Multibillion dollar textbook scandal reaches Congress

Multibillion dollar textbook scandal reaches Congress
By Greg Toppo, USA TODAY
April 15, 2007

A slow-motion scandal surrounding a federal multibillion-dollar reading program has its first congressional hearing this week, but it remains to be seen whether the scrutiny will shed any new light on a complex, contradictory tale of textbooks, tests and allegations of federal arm-twisting.
A key part of President Bush's efforts to remake public education, Reading First was launched in 2002, giving schools $1 billion a year to improve reading in early elementary grades. Five years later, early evidence suggests that it may be helping. But investigators say a handful of advisers have railroaded schools into buying textbooks and other materials that they and associates developed.

The result: a conflict-of-interest case that took two years to jell as investigators in the Education Department connected the dots. To date, no criminal charges have been filed, but Democrats, now in control of Congress, promise to give the case a full airing.

"The purpose of Reading First is to help schoolchildren learn to read, not feather the nests of a select group of well-connected individuals and organizations," says Rep. George Miller, D-Calif., who chairs the House Committee on Education and Labor.

Miller and Sen. Edward Kennedy, D-Mass., are conducting probes. Kennedy plans hearings later this spring.

Miller will preside at the first hearing Friday, which brings together Chris Doherty, the program's former director, and three top advisers.

Atop the witness list: John Higgins, the Education Department's inspector general, who has issued six reports detailing how Reading First leaders and contractors looked the other way at possible conflicts of interest among advisers and others — several of whom authored textbooks. He also found that Doherty and others strong-armed states and school districts into choosing from a small selection of materials that stress phonics.

In one e-mail Higgins cited, Doherty said of a publisher whose books downplayed phonics, "They are trying to crash our party, and we need to beat the (expletive) out of them in front of all the other would-be party crashers who are standing on the front lawn waiting to see how we welcome these dirtbags."

Doherty quit in September after the report's release.

Higgins also found that a 2002 conference for educators focused too exclusively on a few programs, creating what investigators said was a perception that there was an "approved list" of texts.

A related probe last month by the Government Accountability Office found that officials from 10 states complained that the Education Department told them to eliminate reading programs or tests that they didn't endorse. Federal rules prohibit the department from endorsing any curriculum.

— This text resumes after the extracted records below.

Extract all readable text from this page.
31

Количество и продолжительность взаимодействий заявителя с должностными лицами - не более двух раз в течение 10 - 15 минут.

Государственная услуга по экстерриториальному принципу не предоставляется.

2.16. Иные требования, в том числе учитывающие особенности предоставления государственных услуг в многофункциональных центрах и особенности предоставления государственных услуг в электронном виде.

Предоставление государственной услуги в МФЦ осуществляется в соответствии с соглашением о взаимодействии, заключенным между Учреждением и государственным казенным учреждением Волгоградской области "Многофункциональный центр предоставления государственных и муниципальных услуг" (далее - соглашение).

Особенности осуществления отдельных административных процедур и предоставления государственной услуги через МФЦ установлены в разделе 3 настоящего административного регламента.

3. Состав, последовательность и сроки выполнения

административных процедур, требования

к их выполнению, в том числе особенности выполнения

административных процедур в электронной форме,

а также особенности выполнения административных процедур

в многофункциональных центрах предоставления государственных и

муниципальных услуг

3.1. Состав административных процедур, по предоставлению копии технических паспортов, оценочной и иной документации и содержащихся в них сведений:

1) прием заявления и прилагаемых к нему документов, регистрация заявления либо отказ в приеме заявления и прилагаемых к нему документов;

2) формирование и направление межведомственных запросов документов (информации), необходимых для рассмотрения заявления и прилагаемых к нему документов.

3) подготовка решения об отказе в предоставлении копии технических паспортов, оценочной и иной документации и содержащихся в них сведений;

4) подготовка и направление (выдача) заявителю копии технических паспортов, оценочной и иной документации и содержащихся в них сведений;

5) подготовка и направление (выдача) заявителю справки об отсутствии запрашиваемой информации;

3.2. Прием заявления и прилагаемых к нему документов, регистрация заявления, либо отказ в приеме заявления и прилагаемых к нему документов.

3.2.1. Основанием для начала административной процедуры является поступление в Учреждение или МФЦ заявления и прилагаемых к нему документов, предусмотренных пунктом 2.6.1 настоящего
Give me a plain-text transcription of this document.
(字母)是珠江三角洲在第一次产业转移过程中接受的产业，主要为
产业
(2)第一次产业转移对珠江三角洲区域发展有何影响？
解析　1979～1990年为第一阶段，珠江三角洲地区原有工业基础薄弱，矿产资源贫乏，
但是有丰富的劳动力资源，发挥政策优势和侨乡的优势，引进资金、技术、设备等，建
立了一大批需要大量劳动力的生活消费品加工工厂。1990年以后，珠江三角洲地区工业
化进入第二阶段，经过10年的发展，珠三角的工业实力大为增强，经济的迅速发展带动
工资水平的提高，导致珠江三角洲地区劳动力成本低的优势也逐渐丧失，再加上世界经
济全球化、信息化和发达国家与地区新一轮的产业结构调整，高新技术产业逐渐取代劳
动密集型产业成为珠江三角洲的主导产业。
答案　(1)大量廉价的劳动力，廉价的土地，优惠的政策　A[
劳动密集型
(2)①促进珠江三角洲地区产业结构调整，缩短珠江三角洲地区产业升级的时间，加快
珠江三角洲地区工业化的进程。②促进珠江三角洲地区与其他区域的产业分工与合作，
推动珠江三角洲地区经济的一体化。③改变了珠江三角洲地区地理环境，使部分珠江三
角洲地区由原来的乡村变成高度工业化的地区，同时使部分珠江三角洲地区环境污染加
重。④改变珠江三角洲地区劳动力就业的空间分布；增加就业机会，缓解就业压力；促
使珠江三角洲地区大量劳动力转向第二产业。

Education Secretary Margaret Spellings, who until 2005 was a White House domestic policy adviser, says the troubles occurred before her move to the Education Department. But Mike Petrilli, a former associate deputy secretary under Spellings' predecessor, Rod Paige, says Spellings "micromanaged the implementation of Reading First from her West Wing office." She already has told lawmakers she is beefing up oversight of the program.

But even a few critics cautiously concede that the program has been a boon to schools. The Center on Education Policy, a Washington think tank that has criticized Bush's education programs, in September said Reading First is having "a significant impact" in schools.

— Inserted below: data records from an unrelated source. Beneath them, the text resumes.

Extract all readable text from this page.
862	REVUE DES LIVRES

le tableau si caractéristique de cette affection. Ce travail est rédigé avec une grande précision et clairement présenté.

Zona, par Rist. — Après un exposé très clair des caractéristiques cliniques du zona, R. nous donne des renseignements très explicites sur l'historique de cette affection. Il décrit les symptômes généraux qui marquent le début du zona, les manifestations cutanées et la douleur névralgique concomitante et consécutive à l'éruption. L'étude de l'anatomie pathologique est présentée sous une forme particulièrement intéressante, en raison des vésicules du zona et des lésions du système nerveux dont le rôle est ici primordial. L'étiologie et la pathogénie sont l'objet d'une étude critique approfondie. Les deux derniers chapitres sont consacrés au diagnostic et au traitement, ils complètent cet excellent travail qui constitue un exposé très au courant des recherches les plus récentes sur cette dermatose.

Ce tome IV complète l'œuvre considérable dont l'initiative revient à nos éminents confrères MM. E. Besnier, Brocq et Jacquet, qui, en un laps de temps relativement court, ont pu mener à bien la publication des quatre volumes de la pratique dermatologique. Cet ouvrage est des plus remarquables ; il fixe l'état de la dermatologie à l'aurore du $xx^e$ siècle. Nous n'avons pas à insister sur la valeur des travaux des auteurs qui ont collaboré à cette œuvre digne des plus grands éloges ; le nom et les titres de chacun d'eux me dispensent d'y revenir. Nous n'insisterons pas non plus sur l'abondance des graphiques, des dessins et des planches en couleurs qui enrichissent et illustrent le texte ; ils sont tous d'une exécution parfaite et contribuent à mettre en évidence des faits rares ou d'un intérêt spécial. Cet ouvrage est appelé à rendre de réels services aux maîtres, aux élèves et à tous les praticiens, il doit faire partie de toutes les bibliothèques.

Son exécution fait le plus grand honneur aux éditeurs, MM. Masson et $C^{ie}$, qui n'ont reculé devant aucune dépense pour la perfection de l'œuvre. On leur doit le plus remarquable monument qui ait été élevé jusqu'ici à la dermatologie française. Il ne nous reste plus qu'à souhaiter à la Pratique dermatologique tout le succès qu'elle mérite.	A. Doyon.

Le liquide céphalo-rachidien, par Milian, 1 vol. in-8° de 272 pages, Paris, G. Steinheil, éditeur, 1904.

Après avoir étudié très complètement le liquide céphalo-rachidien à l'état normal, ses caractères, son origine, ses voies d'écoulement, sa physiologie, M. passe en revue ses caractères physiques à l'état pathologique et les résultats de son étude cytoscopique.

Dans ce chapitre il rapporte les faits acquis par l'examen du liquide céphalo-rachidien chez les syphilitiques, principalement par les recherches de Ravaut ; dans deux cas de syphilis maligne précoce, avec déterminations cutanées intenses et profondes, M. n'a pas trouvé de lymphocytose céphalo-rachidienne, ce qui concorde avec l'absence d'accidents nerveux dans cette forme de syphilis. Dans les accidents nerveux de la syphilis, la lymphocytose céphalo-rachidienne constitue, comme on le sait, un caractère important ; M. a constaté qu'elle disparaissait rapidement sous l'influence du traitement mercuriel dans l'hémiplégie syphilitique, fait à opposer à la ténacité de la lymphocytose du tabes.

A five-year, $30.5 million evaluation, begun in 2003, should produce complete results next year.

Cindy Cupp, a Savannah, Ga., educator, was among the first to complain in 2005, after Reading First schools in Georgia passed over her homegrown phonics program. Cupp compiled a huge dossier outlining the links between publishers, federal advisers, universities and the Bush administration. In findings issued last January, Higgins largely upheld her complaint.

She says it's irrelevant whether Reading First works: "To rationalize breaking the law by saying the program has been effective is just that — a rationalization."

She also notes that part of the evaluation bid went to RMC Research Corp., which Higgins cited for turning a blind eye to conflicts of interest among three top advisers it hired. All three are scheduled to testify Friday.